Major League Baseball kicked off its season on Sunday with three entertaining divisional matchups. The Chicago Cubs faced the St. Louis Cardinals at Busch Stadium; the San Francisco Giants played the Arizona Diamondbacks in the open air at Chase Field; and the New York Yankees played the inaugural game against the Tampa Bay Rays at Tropicana Field. Each of the away teams came up short, but not without a fight.

Cubs late game heroics not enough

After trailing the entire game against the Cardinals, who were led by a great performance from Carlos Martinez, Catcher Willson Contreras hit a three-run home run in the ninth inning to tie the Opening Day game for the defending World Series Champions.

Contreras also got the offense going in the eighth inning when both Rizzo and Bryant, the Cubs' two best hitters, left the bases loaded. However, on the defensive side of the ball, Jon Lester and Contreras had trouble building chemistry after David Ross retired in the offseason.

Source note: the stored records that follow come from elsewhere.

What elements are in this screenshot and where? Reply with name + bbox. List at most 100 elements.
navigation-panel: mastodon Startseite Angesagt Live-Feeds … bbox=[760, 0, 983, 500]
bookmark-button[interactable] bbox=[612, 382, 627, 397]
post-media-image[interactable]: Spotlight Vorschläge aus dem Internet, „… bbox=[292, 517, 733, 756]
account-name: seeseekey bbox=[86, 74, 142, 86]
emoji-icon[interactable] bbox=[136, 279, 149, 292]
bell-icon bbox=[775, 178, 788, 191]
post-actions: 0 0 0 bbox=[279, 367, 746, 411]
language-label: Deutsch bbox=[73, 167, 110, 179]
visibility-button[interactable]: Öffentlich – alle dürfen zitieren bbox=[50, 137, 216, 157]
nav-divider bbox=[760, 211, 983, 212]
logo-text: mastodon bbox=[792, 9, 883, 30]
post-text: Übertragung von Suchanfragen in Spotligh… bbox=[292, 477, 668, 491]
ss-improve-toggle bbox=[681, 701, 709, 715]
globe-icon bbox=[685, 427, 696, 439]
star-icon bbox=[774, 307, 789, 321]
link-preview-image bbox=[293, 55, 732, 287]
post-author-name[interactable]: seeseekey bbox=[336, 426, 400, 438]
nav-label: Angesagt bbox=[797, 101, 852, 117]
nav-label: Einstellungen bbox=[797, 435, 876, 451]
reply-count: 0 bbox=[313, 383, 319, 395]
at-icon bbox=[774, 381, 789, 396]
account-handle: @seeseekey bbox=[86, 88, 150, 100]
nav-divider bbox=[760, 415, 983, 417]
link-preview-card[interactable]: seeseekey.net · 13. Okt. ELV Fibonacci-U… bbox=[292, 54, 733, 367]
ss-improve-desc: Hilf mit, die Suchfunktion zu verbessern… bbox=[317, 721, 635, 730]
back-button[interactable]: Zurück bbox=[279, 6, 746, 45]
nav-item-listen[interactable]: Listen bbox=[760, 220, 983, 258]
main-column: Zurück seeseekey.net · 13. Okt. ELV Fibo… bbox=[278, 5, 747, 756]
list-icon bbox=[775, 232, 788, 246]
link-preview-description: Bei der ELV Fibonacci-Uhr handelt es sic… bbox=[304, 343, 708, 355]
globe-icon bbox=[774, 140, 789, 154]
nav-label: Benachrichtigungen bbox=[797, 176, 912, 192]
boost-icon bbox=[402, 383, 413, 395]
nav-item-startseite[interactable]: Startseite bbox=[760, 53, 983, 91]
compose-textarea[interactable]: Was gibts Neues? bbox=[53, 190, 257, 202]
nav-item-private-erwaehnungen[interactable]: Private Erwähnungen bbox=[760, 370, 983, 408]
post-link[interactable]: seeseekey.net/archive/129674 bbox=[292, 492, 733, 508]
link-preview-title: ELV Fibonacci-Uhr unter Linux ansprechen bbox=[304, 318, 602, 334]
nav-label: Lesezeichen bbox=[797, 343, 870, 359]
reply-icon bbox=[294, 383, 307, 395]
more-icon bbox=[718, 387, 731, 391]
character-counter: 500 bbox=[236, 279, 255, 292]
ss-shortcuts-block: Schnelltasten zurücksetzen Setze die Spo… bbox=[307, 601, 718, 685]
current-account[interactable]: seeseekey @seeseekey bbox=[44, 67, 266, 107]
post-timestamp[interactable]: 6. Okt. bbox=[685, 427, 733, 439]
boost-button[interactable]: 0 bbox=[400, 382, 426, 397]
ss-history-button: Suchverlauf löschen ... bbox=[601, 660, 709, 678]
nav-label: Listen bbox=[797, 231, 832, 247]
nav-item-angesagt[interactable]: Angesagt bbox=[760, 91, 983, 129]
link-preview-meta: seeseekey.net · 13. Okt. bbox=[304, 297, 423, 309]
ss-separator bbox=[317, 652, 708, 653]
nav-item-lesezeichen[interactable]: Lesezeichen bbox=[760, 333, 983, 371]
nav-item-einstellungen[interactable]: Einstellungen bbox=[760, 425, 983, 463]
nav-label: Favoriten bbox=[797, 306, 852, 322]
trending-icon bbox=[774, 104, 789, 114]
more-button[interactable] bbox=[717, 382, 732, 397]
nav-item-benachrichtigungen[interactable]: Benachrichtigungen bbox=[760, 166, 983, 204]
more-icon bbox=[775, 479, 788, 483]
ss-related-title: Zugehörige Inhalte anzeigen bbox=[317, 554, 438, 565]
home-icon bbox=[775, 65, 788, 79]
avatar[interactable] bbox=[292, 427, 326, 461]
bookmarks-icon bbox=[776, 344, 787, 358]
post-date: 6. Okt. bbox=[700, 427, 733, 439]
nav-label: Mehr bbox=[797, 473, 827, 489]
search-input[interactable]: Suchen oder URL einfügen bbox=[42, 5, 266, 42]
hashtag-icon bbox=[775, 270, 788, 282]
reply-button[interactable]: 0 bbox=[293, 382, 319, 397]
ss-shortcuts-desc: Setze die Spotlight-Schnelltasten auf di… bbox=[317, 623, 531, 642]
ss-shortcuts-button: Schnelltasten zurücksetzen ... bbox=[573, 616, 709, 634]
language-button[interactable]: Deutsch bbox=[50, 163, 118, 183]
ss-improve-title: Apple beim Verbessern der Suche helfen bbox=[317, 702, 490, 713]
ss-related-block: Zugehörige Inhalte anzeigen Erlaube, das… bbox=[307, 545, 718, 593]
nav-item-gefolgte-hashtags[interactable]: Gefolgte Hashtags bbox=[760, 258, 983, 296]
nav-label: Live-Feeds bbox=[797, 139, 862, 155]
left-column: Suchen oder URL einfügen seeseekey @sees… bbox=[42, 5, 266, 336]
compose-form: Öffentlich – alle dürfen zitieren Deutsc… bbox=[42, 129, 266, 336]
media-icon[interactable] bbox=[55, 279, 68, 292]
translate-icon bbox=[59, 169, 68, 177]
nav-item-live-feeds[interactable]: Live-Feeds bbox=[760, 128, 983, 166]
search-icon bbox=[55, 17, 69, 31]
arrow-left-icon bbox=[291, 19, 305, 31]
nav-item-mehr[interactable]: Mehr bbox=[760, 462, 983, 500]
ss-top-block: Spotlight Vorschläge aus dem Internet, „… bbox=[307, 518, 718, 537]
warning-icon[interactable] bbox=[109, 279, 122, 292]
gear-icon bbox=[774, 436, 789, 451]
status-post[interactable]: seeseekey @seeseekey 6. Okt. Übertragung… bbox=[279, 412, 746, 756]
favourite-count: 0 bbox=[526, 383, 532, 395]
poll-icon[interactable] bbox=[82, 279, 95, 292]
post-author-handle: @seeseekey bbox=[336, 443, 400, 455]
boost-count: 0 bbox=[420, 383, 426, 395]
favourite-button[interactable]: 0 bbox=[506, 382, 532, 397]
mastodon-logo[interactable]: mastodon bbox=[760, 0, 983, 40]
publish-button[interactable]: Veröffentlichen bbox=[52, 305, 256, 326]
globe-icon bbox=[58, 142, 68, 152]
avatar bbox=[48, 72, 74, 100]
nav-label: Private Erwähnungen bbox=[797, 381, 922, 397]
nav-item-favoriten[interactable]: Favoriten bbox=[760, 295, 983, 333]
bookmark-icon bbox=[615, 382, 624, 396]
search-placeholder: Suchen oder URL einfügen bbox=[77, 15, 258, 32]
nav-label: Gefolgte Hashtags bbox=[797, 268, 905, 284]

The Cardinals wasted no time in their response to the Cubs' sudden offense. Randall Grichuk, who hit a home run in the eighth inning, walked off Opening Day's nightcap with an RBI single.

D-Backs escape with victory over Giants

After leading the entire game behind two home runs from ace Madison Bumgarner, both Derek Law and closer Mark Melancon, who is new to the team but is a three-time All Star, were unable to close the game.

Melancon gave up four straight hits with two outs. Chris Owings ended the game with a walk-off single to give the Diamondbacks a 6-5 victory to start the season.

Rays dominate the Yankees

The Yankees were losing right from the start in this first game of the season.

The Rays had no trouble hitting Yankees ace Masahiro Tanaka, who gave up 7 earned runs in 2.2 innings, including 3 in the bottom of the first. Tampa Bay never looked back as they led the entire game with Chris Archer giving up just 2 earned runs in seven stellar innings against a young and explosive Yankees offense.

The Yankees were hoping for more from their team in this outing after winning 24 of their 33 spring training outings. The one bright spot was an RBI double from 24-year-old right fielder Aaron Judge, who has a lot of potential, but struggled heavily with strikeouts last season.